My friends, the question is already not whether a bear market is coming, but how to survive when it does.
A bunch of leading VCs and accelerators like Sequoia Capital and Y Combinator have already shared countermeasures for startups to survive the harsh bear market winter, such as tightening the reins on cash flow and speeding up fundraising.
My viewpoint? When the valuation of public companies drops, mid to late-stage startups and VCs are the most impacted, because it becomes much harder to launch an IPO. Conversely, early-stage startups and investors will experience less discomfort. However, VCs will undoubtedly become more cautious about each investment, leading to lower fundraising results and lower valuations than we would see during a bull market.

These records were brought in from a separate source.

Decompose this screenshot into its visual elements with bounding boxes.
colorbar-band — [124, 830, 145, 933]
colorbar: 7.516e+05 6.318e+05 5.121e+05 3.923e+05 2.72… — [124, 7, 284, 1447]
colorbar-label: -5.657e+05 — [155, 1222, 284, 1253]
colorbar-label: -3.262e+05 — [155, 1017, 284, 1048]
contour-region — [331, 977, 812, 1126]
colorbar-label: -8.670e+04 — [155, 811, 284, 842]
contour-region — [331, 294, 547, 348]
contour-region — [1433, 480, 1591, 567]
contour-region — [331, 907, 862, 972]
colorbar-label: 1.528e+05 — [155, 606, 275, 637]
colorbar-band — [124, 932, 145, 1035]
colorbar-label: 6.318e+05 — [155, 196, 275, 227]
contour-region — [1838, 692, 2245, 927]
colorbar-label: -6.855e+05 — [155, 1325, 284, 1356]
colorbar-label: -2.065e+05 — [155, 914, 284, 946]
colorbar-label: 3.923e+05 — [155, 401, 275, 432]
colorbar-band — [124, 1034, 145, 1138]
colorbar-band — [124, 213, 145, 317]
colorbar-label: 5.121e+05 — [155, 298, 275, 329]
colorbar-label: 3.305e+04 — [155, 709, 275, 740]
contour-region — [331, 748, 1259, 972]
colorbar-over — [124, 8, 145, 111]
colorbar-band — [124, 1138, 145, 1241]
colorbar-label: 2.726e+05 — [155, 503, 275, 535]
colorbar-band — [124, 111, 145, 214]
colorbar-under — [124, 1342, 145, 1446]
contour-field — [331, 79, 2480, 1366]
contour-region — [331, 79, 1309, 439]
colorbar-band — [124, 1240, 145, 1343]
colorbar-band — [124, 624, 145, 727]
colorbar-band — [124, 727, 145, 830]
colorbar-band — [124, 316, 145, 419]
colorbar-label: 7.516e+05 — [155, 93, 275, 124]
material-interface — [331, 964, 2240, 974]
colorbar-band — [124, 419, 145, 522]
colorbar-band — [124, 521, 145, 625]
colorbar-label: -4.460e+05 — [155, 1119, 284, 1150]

Startups absolutely need capital injection to scale quickly – however, I don’t qualify “on paper” financing figures and market valuation as the main indicators of success. The true measures of success are finding your PMF (Product-Market Fit) and a sustainable business model.
Remember, there have been tons of startups that had a huge amount of financing and still tanked! Borrowing from my own experience, startups I’ve worked with such as Tian Ge Interactive, 91App, and Padlet all had reasonably low capital but still succeeded.
Early-stage startups are sure to feel more cash pressure during a bear market. But let’s look at a few positive angles: we see a lot less cash-burning marketing subsidies creating fake demand and excessive competition. Facing a bear market also gives early-stage startups a compelling reason to reexamine their PMF, set priorities for their capital spend, and to reengage with users.
Take it from me, if a startup team can lay the groundwork for a good company with real users during a bear market, they will be unstoppable when the market recovers.
Let’s also not ignore the fact that there have been plenty of companies that came out of a bear market stronger than they went in. As a VC, we are always on the hunt for those exceptional founders that can raise their company above the chaos and uncertainty of the market.
At Cherubic Ventures, we hold fast to the idea no matter how the economic terrain changes, we can always find those envelope-pushing founders that are committed to releasing our potential for creating a better world. Let’s work together to always seize the best opportunities during the most challenging times!